Al día siguiente, apenas ella llegó al hospital, recibió una llamada de Leira. Durante años, ella apenas la había contactado, incluso en festividades, cuando le enviaba mensajes, ella rara vez respondía.
Irmina siempre había considerado su frágil salud, así que no le había dado mucha importancia; tomó su móvil, deslizó para contestar y se lo puso al oído: "Tía", contuvo su voz, tratando de sonar tan natural como antes.
Leira soltó un murmuro suave al hablar: "Irmina, he vuelto al país".
Al escuchar eso, Irmina sintió un ligero hundimiento en su corazón. Justo había contactado con la familia Azul y en ese momento Leira la llamaba, incluso había regresado al país; no pudo evitar sonreír amargamente, ¿por qué les preocupaba tanto que ella contactara con la familia Azul? Apretó el móvil, preguntando con voz tranquila: "¿Por qué el regreso repentino? ¿Cómo está tu salud?".
Leira: "Mejor, por eso vine a visitar. Irmina, ¿podemos vernos hoy? ¿Qué tal si cenamos juntas?".
No mencionó nada sobre la familia Azul por teléfono, e Irmina tampoco sacó el tema, simplemente aceptó: "Vale, yo reservo un restaurante".
La voz de Leira seguía siendo suave: "No, mejor yo hago la reserva. Ven directo después del trabajo y trae al niño para que lo vea".
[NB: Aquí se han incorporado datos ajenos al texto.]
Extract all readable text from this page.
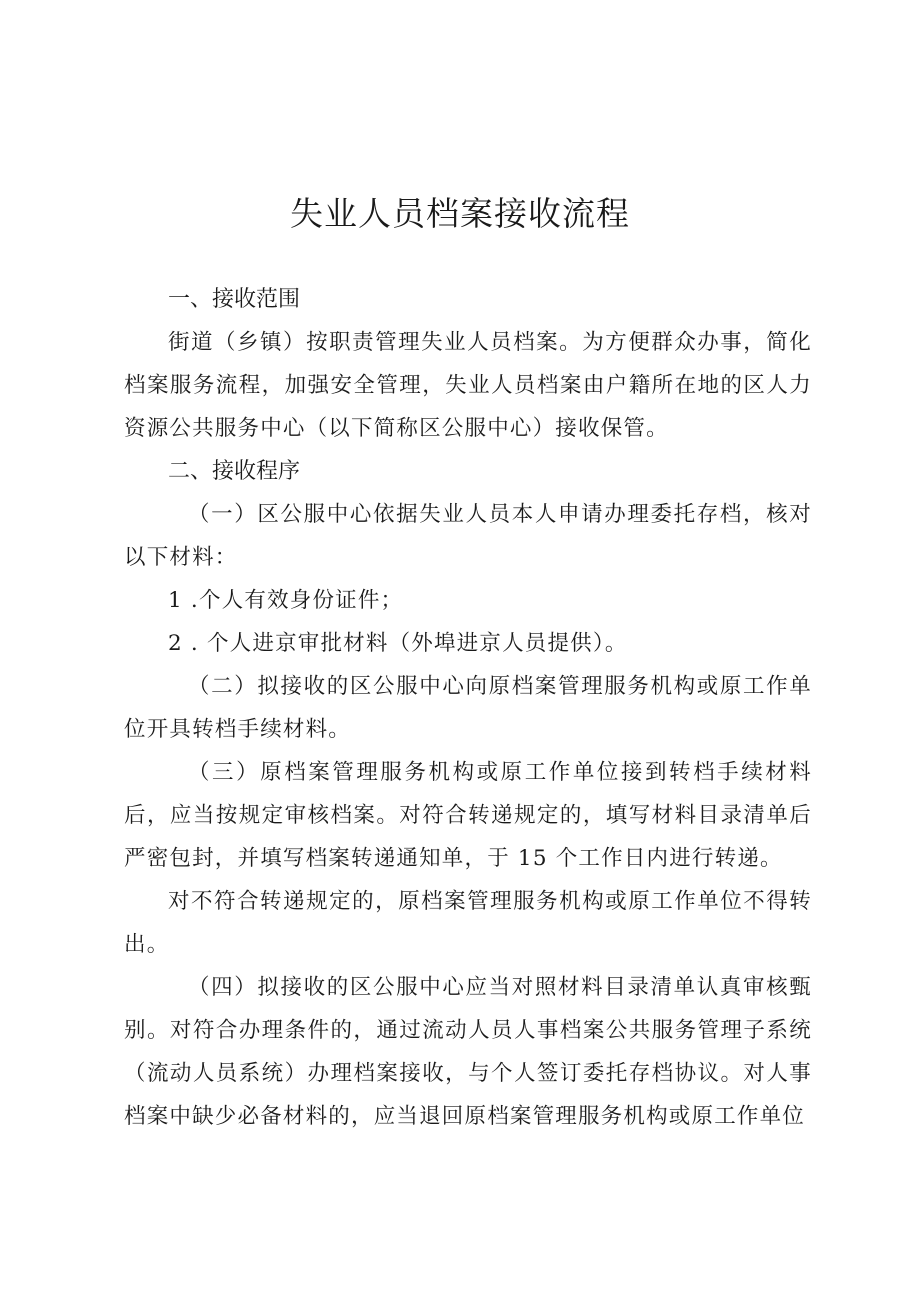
失业人员档案接收流程
一、接收范围

街道（乡镇）按职责管理失业人员档案。为方便群众办事，简化档案服务流程，加强安全管理，失业人员档案由户籍所在地的区人力资源公共服务中心（以下简称区公服中心）接收保管。

二、接收程序

（一）区公服中心依据失业人员本人申请办理委托存档，核对以下材料：

1 .个人有效身份证件；

2 . 个人进京审批材料（外埠进京人员提供）。

（二）拟接收的区公服中心向原档案管理服务机构或原工作单位开具转档手续材料。

（三）原档案管理服务机构或原工作单位接到转档手续材料后，应当按规定审核档案。对符合转递规定的，填写材料目录清单后严密包封，并填写档案转递通知单，于 15 个工作日内进行转递。

对不符合转递规定的，原档案管理服务机构或原工作单位不得转出。

（四）拟接收的区公服中心应当对照材料目录清单认真审核甄别。对符合办理条件的，通过流动人员人事档案公共服务管理子系统（流动人员系统）办理档案接收，与个人签订委托存档协议。对人事档案中缺少必备材料的，应当退回原档案管理服务机构或原工作单位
Irmina bajó la mirada; era evidente que no era bueno que Nuriel se enterara de la existencia del niño, en ese momento todos sabían que tenía un hijo. Suspiró ligeramente, diciendo con calma: "El niño acaba de volver al país y todavía no se acostumbra a las costumbres de aquí, así que tía, mejor nos vemos otra vez con él. Iré a verte después del trabajo", sin pensarlo, rechazó directamente la petición de Leira de ver al niño.